Critiche e conflitti
Tra gli interventi più duri, quello della prima presidente di Cassazione, Margherita Cassano: «Questa riforma avrà effetti altamente lesivi dei diritti fondamentali della persona: perché rafforza la prospettiva sempre più autorefenziale del pm, meno sensibile a rimettersi in discussione. Staccare una delle componenti della triade significa non rafforzare le garanzie del giusto processo, ma minarle alle radici». Critico, seppur aprendo anche alla proposta di segno opposto, resta il Pg Luigi Salvato, secondo cui «non è assolutamente necessaria questa riforma e non va bene invocare l’Europa». Anche per il laico in quota Pd Romboli, sul Csm, «è troppo forte l’elemento dissonante del sorteggio invece del sistema elettivo: sorteggio puro per i togati e temperato per i laici». Per l’indipendente di sinistra Roberto Fontana, «la riforma si risolverà in un’eterogenesi dei fini con la creazione di un corpo separato di 1500 funzionari, con poteri enormi di controllo sulla polizia giudiziaria e sull’azione penale». L’intero gruppo di Area ricorda: «lo sbocco finale inevitabile sarà il controllo del pm da parte del potere esecutivo, checché oggi ne dica il ministro». Mentre il laico in quota Iv Ernesto Carbone, anche in questo caso (come avvenuto durante l’assemblea dell’Anm del 15 dicembre) si schiera apertamente contro la riforma, quindi anche in dissenso col suo leader Renzi: “Un disegno che ritengo altamente pericoloso. Perché sposta gli equilibri dello Stato a favore del potere esecutivo. E quindi pericoloso per tutti, anche per la politica. Lo dico senza infingimenti. Se io fossi all’opposizione, avrei paura di un tale assetto”.

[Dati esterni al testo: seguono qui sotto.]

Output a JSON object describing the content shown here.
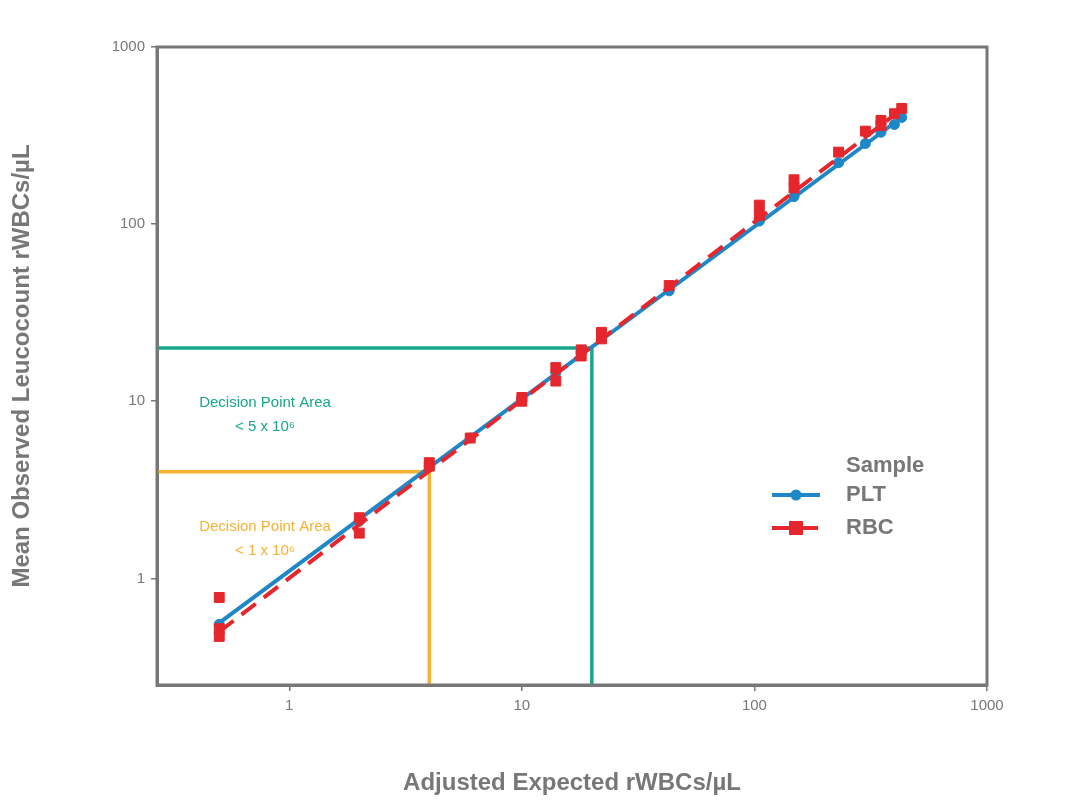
{
  "chart_data": {
    "type": "scatter",
    "x_label": "Adjusted Expected rWBCs/µL",
    "y_label": "Mean Observed Leucocount rWBCs/µL",
    "log": true,
    "grid": false,
    "xlim": [
      0.27,
      1000
    ],
    "ylim": [
      0.25,
      1000
    ],
    "xticks": [
      1,
      10,
      100,
      1000
    ],
    "yticks": [
      1,
      10,
      100,
      1000
    ],
    "legend": "right",
    "legend_title": "Sample",
    "series": [
      {
        "name": "PLT",
        "color": "#1e87c8",
        "marker": "circle",
        "line_style": "solid",
        "x": [
          0.5,
          2,
          4,
          6,
          10,
          14,
          18,
          22,
          43,
          105,
          148,
          230,
          300,
          350,
          400,
          430
        ],
        "values": [
          0.55,
          2.1,
          4.3,
          6.2,
          10.3,
          14.5,
          19,
          23,
          42,
          104,
          143,
          222,
          285,
          330,
          365,
          400
        ],
        "fit": {
          "x": [
            0.5,
            430
          ],
          "values": [
            0.56,
            400
          ]
        }
      },
      {
        "name": "RBC",
        "color": "#e5262d",
        "marker": "square",
        "line_style": "dashed",
        "x": [
          0.5,
          0.5,
          0.5,
          2,
          2,
          4,
          4,
          6,
          10,
          10,
          14,
          14,
          18,
          18,
          22,
          22,
          43,
          105,
          105,
          148,
          148,
          230,
          300,
          350,
          350,
          400,
          430
        ],
        "values": [
          0.78,
          0.52,
          0.47,
          2.2,
          1.8,
          4.5,
          4.3,
          6.2,
          10.5,
          10,
          15.5,
          13,
          19.5,
          18,
          22.5,
          24.5,
          45,
          128,
          112,
          178,
          160,
          255,
          335,
          385,
          360,
          420,
          450
        ],
        "fit": {
          "x": [
            0.5,
            430
          ],
          "values": [
            0.5,
            445
          ]
        }
      }
    ],
    "decision_points": [
      {
        "value": 20,
        "color": "#17a58c",
        "label": [
          "Decision Point Area",
          "< 5 x 10⁶"
        ]
      },
      {
        "value": 4,
        "color": "#f4b133",
        "label": [
          "Decision Point Area",
          "< 1 x 10⁶"
        ]
      }
    ]
  }
}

Dai banchi degli esponenti della destra, è comunque il relatore Giuffré il primo a criticare un dibattito che per lui, evidentemente, non ha ragion d’essere: “Non capisco perché il Csm debba aprire questa discussione visto che né Ministero né nessuno ci ha chiesto un parere. E’ la dimostrazione che il corporativismo esiste ed ha le sue conseguenze, e che il Consiglio esonda”. “Ma il Csm non è un organo passacarte”, è la replica. Mentre da Domenica Miele, di Md, ancora una volta arriva “l’allarmata preoccupazione per la riforma che mina alla base autonomia e indipendenza della magistratura”.

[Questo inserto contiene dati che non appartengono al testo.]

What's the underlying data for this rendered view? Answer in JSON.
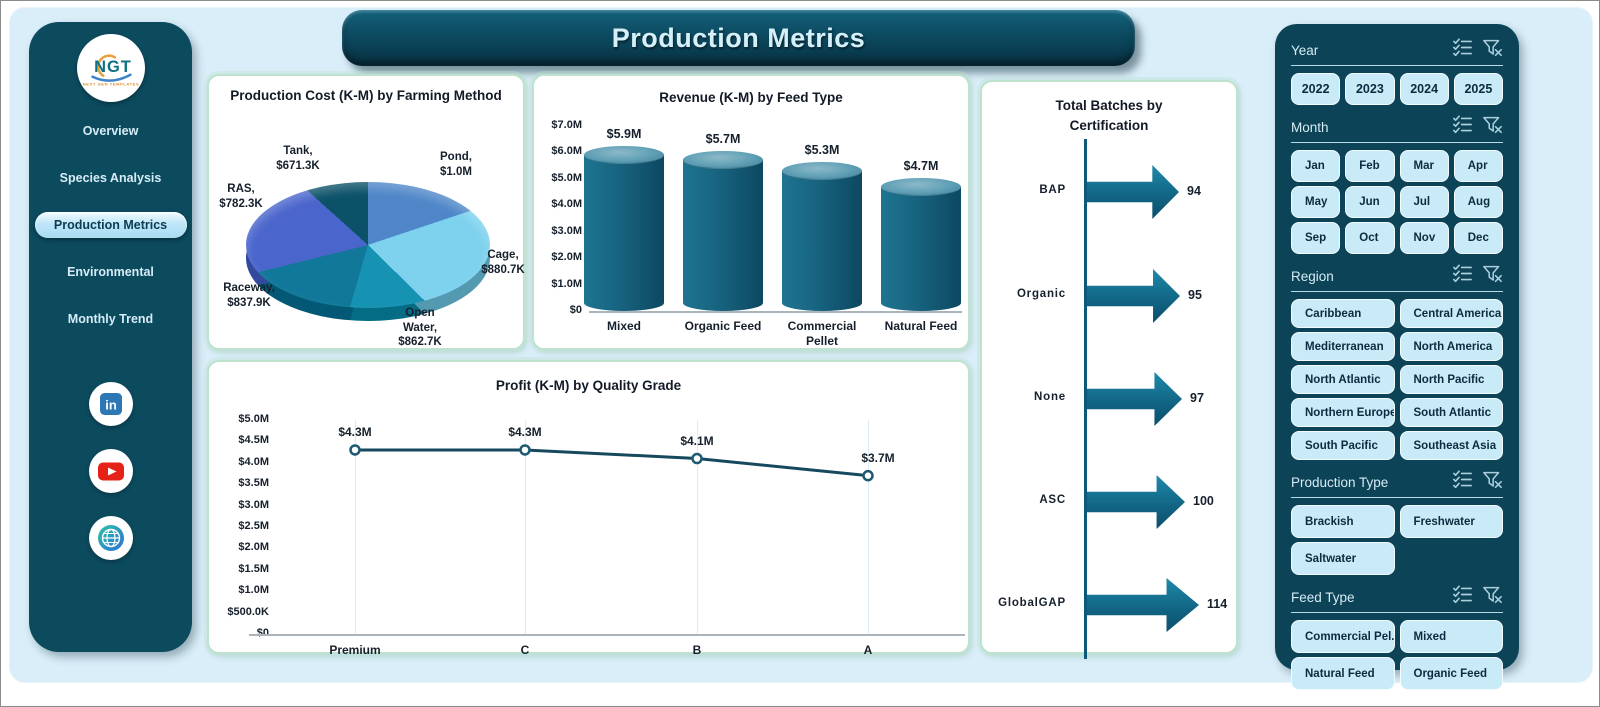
{
  "theme": {
    "background": "#D9EEF8",
    "sidebar_bg": "#0C4A5E",
    "panel_bg": "#0D4356",
    "card_border": "#BEE2CE",
    "button_bg": "#C9EAF7",
    "button_text": "#0A2C3E",
    "accent_teal": "#11688A",
    "banner_text": "#D6F0FA"
  },
  "page": {
    "title": "Production Metrics"
  },
  "sidebar": {
    "logo": {
      "text": "NGT",
      "caption": "NEXT GEN TEMPLATES"
    },
    "items": [
      {
        "label": "Overview",
        "active": false
      },
      {
        "label": "Species Analysis",
        "active": false
      },
      {
        "label": "Production Metrics",
        "active": true
      },
      {
        "label": "Environmental",
        "active": false
      },
      {
        "label": "Monthly Trend",
        "active": false
      }
    ],
    "social": [
      {
        "name": "linkedin"
      },
      {
        "name": "youtube"
      },
      {
        "name": "website"
      }
    ]
  },
  "chart_data": [
    {
      "type": "pie",
      "style": "3d",
      "title": "Production Cost (K-M) by Farming Method",
      "unit": "$K",
      "labels": [
        "Pond",
        "Cage",
        "Open Water",
        "Raceway",
        "RAS",
        "Tank"
      ],
      "values": [
        1000,
        880.7,
        862.7,
        837.9,
        782.3,
        671.3
      ],
      "label_lines": [
        [
          "Pond,",
          "$1.0M"
        ],
        [
          "Cage,",
          "$880.7K"
        ],
        [
          "Open",
          "Water,",
          "$862.7K"
        ],
        [
          "Raceway,",
          "$837.9K"
        ],
        [
          "RAS,",
          "$782.3K"
        ],
        [
          "Tank,",
          "$671.3K"
        ]
      ],
      "colors": [
        "#4E86C8",
        "#7ED2EE",
        "#1693B2",
        "#11789A",
        "#4A65CC",
        "#0B5168"
      ],
      "start_angle_deg": 0,
      "clockwise": true,
      "legend": "none"
    },
    {
      "type": "bar",
      "style": "cylinder-3d",
      "title": "Revenue (K-M) by Feed Type",
      "categories": [
        "Mixed",
        "Organic Feed",
        "Commercial Pellet",
        "Natural Feed"
      ],
      "values": [
        5.9,
        5.7,
        5.3,
        4.7
      ],
      "data_labels": [
        "$5.9M",
        "$5.7M",
        "$5.3M",
        "$4.7M"
      ],
      "ylim": [
        0,
        7
      ],
      "yticks": [
        "$7.0M",
        "$6.0M",
        "$5.0M",
        "$4.0M",
        "$3.0M",
        "$2.0M",
        "$1.0M",
        "$0"
      ],
      "grid": false
    },
    {
      "type": "line",
      "title": "Profit (K-M) by Quality Grade",
      "categories": [
        "Premium",
        "C",
        "B",
        "A"
      ],
      "values": [
        4.3,
        4.3,
        4.1,
        3.7
      ],
      "data_labels": [
        "$4.3M",
        "$4.3M",
        "$4.1M",
        "$3.7M"
      ],
      "ylim": [
        0,
        5
      ],
      "yticks": [
        "$5.0M",
        "$4.5M",
        "$4.0M",
        "$3.5M",
        "$3.0M",
        "$2.5M",
        "$2.0M",
        "$1.5M",
        "$1.0M",
        "$500.0K",
        "$0"
      ],
      "grid": "vertical",
      "marker": "circle",
      "line_color": "#17495e"
    },
    {
      "type": "bar",
      "subtype": "arrow",
      "orientation": "horizontal",
      "title": "Total Batches by Certification",
      "categories": [
        "BAP",
        "Organic",
        "None",
        "ASC",
        "GlobalGAP"
      ],
      "values": [
        94,
        95,
        97,
        100,
        114
      ]
    }
  ],
  "filters": {
    "header_icons": [
      {
        "name": "select-all-icon"
      },
      {
        "name": "clear-filter-icon"
      }
    ],
    "sections": [
      {
        "title": "Year",
        "columns": 4,
        "items": [
          "2022",
          "2023",
          "2024",
          "2025"
        ]
      },
      {
        "title": "Month",
        "columns": 4,
        "items": [
          "Jan",
          "Feb",
          "Mar",
          "Apr",
          "May",
          "Jun",
          "Jul",
          "Aug",
          "Sep",
          "Oct",
          "Nov",
          "Dec"
        ]
      },
      {
        "title": "Region",
        "columns": 2,
        "items": [
          "Caribbean",
          "Central America",
          "Mediterranean",
          "North America",
          "North Atlantic",
          "North Pacific",
          "Northern Europe",
          "South Atlantic",
          "South Pacific",
          "Southeast Asia"
        ]
      },
      {
        "title": "Production Type",
        "columns": 2,
        "items": [
          "Brackish",
          "Freshwater",
          "Saltwater"
        ]
      },
      {
        "title": "Feed Type",
        "columns": 2,
        "items": [
          "Commercial Pel...",
          "Mixed",
          "Natural Feed",
          "Organic Feed"
        ]
      }
    ]
  }
}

Isabella Bertolini, quota Fdi, invece attacca: «Ora che il ddl è in aula alla Camera, Serracchiani del Pd presenta 170 emendamenti, ma era con la mozione Martina quando il suo collega parlava di separazione». (La deputata dem ha comunque più volte spiegato che già in passato non aveva condiviso quella impostazione, ndr ).
Chiude così Morello, togato di Area: «Questo impianto ha retto all’onda d’urto violentissima di terrorismo, P2, mafie. Se si tocca, il Paese subirà ferite». E sul Csm: «Resterà solo l’acronimo, ma lo chiameremo Consiglio squilibrato della magistratura».